A substantial portion of Mr. Stone’s testimony dealt with issues relating to medical debts.  He discussed the varying debt collection practices of hospitals and other medical providers and indicated that the CFPB’s findings suggest more protections are needed for consumers.  We must observe, however, that the CFPB has very limited authority to address debt collection by medical providers.  

Such providers are not subject to the CFPB’s supervisory authority.  Nor are they generally subject to the CFPB’s authority to bring enforcement actions for violations of the FDCPA or the Dodd-Frank Act’s prohibition of  “unfair, deceptive, or abusive” acts or practices (UDAAPs).  When collecting their own debts, medical providers generally are not subject to the FDCPA.  Since medical debts typically do not involve an extension of credit, medical providers generally are not “covered persons” subject to the CFPB’s UDAAP authority under Dodd-Frank. 

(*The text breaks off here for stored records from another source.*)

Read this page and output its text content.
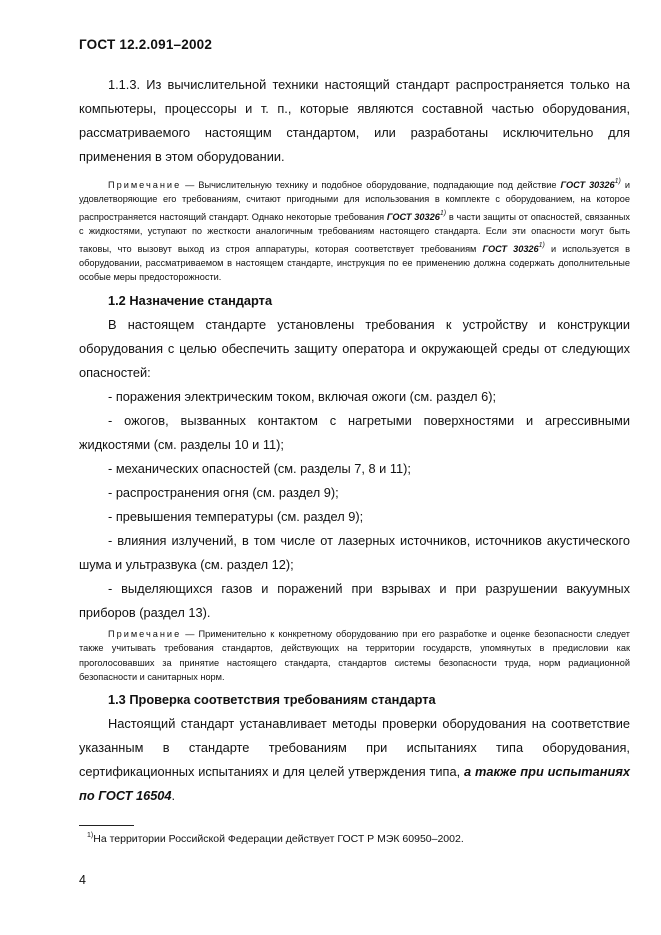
ГОСТ 12.2.091–2002

1.1.3. Из вычислительной техники настоящий стандарт распространяется только на компьютеры, процессоры и т. п., которые являются составной частью оборудования, рассматриваемого настоящим стандартом, или разработаны исключительно для применения в этом оборудовании.

Примечание — Вычислительную технику и подобное оборудование, подпадающие под действие ГОСТ 30326$^{1)}$ и удовлетворяющие его требованиям, считают пригодными для использования в комплекте с оборудованием, на которое распространяется настоящий стандарт. Однако некоторые требования ГОСТ 30326$^{1)}$ в части защиты от опасностей, связанных с жидкостями, уступают по жесткости аналогичным требованиям настоящего стандарта. Если эти опасности могут быть таковы, что вызовут выход из строя аппаратуры, которая соответствует требованиям ГОСТ 30326$^{1)}$ и используется в оборудовании, рассматриваемом в настоящем стандарте, инструкция по ее применению должна содержать дополнительные особые меры предосторожности.

1.2 Назначение стандарта

В настоящем стандарте установлены требования к устройству и конструкции оборудования с целью обеспечить защиту оператора и окружающей среды от следующих опасностей:

- поражения электрическим током, включая ожоги (см. раздел 6);

- ожогов, вызванных контактом с нагретыми поверхностями и агрессивными жидкостями (см. разделы 10 и 11);

- механических опасностей (см. разделы 7, 8 и 11);

- распространения огня (см. раздел 9);

- превышения температуры (см. раздел 9);

- влияния излучений, в том числе от лазерных источников, источников акустического шума и ультразвука (см. раздел 12);

- выделяющихся газов и поражений при взрывах и при разрушении вакуумных приборов (раздел 13).

Примечание — Применительно к конкретному оборудованию при его разработке и оценке безопасности следует также учитывать требования стандартов, действующих на территории государств, упомянутых в предисловии как проголосовавших за принятие настоящего стандарта, стандартов системы безопасности труда, норм радиационной безопасности и санитарных норм.

1.3 Проверка соответствия требованиям стандарта

Настоящий стандарт устанавливает методы проверки оборудования на соответствие указанным в стандарте требованиям при испытаниях типа оборудования, сертификационных испытаниях и для целей утверждения типа, а также при испытаниях по ГОСТ 16504.

$^{1)}$На территории Российской Федерации действует ГОСТ Р МЭК 60950–2002.
4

Republican Senator Pat Toomey was the only Senator other than Senator Brown who participated in the hearing.  Senator Toomey questioned Mr. Stone about the CFPB’s recent bulletin warning creditors and servicers who are not covered by the FDCPA that their collection practices are subject to the CFPB’s UDAAP authority.  He asked Mr. Stone why the CFPB chose to issue a bulletin to define UDAAPs rather than do so through the rulemaking process.  (Might Senator Toomey be reading our blog, since we raised the same issue?) 

Mr. Stone’s response claiming that the creditor and servicer conduct identified in the bulletin as potential UDAAPs was already unlawful conduct under existing law was not convincing.